If you are only using the A register and Y as a counter for a simple loop, the 6502 can actually be faster than the 6809 due to the lack of a prefetch on the 6809. As long as you don't have a lot of indexing, can unroll loops, don't use the stack a lot, etc... the 6502 does pretty well.

As soon as you need to use much indexed addressing the 6502 starts to show it's weakness and using 16 bit numbers/pointers pretty much swings things in favor of the 6809.

Add the auto increment, auto decrement, 2 accumulators or 16 bit D register, single instruction stack operations, 2nd stack pointer, multiply, etc... and the time saved by the prefetch is more than eaten up by extra instructions.

Just being able to use a stack pointer as a data pointer can make a huge difference code size wise. You can load multiple registers and update your data pointer with a single instruction.

The combined D register also lets you load two bytes of data with a single instruction.

 

Link to comment
Share on other sites

If you are only using the A register and Y as a counter for a simple loop, the 6502 can actually be faster than the 6809 due to the lack of a prefetch on the 6809. As long as you don't have a lot of indexing, can unroll loops, don't use the stack a lot, etc... the 6502 does pretty well.

...

That should probably say "and X or Y as a counter".

Link to comment
Share on other sites

Providing complex data structures are arranged optimally for the 8-bit accumulator, the only things I tend to miss on the 6502 (with linked lists and the like) are STX abs,Y and STY abs,X to complement the load instructions. As with PHA and PLA, lots of register copying necessary there which would have been nicely avoided. I've never used (ZP,X) once in twenty years of assembly coding, so I wouldn't miss that at all. Providing code isn't in ROM, of course, self-modifying code can be a nice way of getting around the lack of LDA/STA (ZP),X if you happen to be using both registers at once to access data in a loop. I do try to avoid it, though, especially since I started to do a lot of cartridge coding.

Edited by flashjazzcat
Link to comment
Share on other sites

But by the time XL came out they were using 150 ns chips, and pretty sure the XE had 90 ns chips.

IIRC the Amiga was designed around 150ns memory. Or was it 120ns? I'm pretty sure I read that the ST "overclocked" its chips compared to spec.

I'm guessing 150/90 was what was the cheapest available on the market at that time.

 

(And why does someone do something as idiotic as the Electron and split bytes into nibbles?)

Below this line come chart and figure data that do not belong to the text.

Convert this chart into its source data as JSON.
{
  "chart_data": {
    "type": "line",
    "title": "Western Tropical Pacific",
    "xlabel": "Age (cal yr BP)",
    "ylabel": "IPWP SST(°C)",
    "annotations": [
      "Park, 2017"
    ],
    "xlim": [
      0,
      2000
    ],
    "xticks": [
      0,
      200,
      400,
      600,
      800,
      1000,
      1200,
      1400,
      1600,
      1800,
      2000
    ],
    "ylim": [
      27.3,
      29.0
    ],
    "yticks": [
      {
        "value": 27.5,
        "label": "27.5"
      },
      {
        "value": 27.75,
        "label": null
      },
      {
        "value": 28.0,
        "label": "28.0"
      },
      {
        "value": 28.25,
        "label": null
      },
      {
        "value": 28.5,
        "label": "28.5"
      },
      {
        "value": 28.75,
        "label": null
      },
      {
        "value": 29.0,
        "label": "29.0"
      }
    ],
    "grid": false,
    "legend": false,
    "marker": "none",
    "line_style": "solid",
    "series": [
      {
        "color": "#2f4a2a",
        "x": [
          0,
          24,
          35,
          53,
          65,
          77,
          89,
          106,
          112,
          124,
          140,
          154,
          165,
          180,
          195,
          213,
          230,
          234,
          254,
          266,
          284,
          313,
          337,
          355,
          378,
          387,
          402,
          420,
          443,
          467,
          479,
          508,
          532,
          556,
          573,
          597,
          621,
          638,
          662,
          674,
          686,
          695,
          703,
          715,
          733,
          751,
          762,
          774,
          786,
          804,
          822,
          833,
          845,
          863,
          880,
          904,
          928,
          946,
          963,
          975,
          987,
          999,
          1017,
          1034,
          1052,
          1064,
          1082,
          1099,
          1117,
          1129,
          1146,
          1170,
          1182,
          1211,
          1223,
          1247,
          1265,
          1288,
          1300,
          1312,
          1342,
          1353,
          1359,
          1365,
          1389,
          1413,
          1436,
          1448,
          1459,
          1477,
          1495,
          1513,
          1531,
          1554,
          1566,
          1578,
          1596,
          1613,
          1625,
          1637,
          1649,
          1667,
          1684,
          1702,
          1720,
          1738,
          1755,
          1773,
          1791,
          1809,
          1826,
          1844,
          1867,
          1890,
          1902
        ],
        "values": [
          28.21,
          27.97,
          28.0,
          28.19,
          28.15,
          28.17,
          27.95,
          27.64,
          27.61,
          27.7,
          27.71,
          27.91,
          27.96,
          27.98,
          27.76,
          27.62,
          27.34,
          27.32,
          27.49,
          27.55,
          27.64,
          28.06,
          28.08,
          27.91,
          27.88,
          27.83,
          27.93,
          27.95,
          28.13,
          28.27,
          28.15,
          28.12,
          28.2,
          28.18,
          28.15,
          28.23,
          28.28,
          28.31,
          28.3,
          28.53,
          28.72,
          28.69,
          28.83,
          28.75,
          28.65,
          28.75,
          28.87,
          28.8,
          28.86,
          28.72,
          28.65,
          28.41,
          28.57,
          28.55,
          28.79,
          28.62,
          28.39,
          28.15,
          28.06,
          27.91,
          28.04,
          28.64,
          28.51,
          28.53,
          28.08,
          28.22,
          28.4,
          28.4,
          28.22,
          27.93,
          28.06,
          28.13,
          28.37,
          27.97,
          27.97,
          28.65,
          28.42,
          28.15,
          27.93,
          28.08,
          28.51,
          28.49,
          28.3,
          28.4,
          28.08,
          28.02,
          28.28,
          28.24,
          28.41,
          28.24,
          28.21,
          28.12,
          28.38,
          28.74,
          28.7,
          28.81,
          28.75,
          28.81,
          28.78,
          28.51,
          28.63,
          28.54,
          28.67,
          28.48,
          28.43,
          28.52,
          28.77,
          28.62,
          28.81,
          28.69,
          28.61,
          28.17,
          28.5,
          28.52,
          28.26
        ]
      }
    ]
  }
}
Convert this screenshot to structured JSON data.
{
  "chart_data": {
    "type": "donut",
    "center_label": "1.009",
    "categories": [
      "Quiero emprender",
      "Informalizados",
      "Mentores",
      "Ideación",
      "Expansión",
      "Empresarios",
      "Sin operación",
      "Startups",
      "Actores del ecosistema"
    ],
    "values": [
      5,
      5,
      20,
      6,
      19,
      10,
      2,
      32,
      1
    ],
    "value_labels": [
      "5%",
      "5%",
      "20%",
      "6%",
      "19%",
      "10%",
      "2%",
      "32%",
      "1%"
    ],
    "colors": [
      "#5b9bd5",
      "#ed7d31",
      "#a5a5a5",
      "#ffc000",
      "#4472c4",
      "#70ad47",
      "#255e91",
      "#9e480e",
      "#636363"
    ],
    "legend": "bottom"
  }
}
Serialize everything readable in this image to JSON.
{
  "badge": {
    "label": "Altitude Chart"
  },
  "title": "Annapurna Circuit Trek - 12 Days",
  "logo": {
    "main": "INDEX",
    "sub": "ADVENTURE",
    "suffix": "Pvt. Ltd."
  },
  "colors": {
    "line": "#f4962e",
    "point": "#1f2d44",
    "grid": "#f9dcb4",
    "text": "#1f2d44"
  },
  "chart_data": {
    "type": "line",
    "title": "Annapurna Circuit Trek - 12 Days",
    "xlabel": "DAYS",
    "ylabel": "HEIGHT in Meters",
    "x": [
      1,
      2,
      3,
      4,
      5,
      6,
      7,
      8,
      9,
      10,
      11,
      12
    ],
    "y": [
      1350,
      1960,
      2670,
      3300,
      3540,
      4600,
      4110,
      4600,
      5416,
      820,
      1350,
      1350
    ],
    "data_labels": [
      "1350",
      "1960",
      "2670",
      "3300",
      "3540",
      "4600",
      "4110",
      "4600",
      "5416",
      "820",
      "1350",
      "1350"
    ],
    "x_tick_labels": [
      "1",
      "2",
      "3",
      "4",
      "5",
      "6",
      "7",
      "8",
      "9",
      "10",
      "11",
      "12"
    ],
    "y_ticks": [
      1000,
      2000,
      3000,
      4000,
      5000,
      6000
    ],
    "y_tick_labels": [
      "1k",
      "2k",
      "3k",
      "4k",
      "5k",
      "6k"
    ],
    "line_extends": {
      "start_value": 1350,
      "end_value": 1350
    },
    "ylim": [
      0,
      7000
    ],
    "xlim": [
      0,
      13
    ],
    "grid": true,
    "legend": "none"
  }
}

(Why #2 didn't C= 128 2MHz mode just sync down to 1MHz when the video was fetching memory?)

Link to comment
Share on other sites

The C= design from the start seems kind of flawed - the initial idea was supposedly to run the CPU at full speed and put up with the sporadic DMA like Atari does. Supposedly a little later the decision was to go to the slightly faster system bus speed which gives the compressed horizontal screen you see. And for whatever reason they went with the 50/50 memory access split (of course with the odd extra steal of dedicated CPU cycles).

 

If you look at the allocation of cycles, you can see even with all sprites active there would still be a few spare cycles the CPU otherwise could have had - plus in normal circumstances, VIC doesn't exactly use a lot of it's cycles.

 

The Electron - I think it was simply cost-cutting. At the time they could get the 4-bit DRams cheaply, but apparently not quite cheap enough to just have 64K rather than the method they chose to give 32K.

 

Amiga - well, the system bus on base machines was ~ 7.2 MHz. Assuming access time needs to be about half a cycle duration that makes for 69 ns, about 62.5 ns for the ST at 8 MHz.

Link to comment
Share on other sites

I'm pretty sure I read that the ST "overclocked" its chips compared to spec.

Ah, I found out where I had read that: http://www.dadhacker.com/blog/?p=1383

(Bit odd though when reading this a second time - the 68010 handled exceptions properly in 1982, and the 68020 came out in 1984 - too expensive I guess.)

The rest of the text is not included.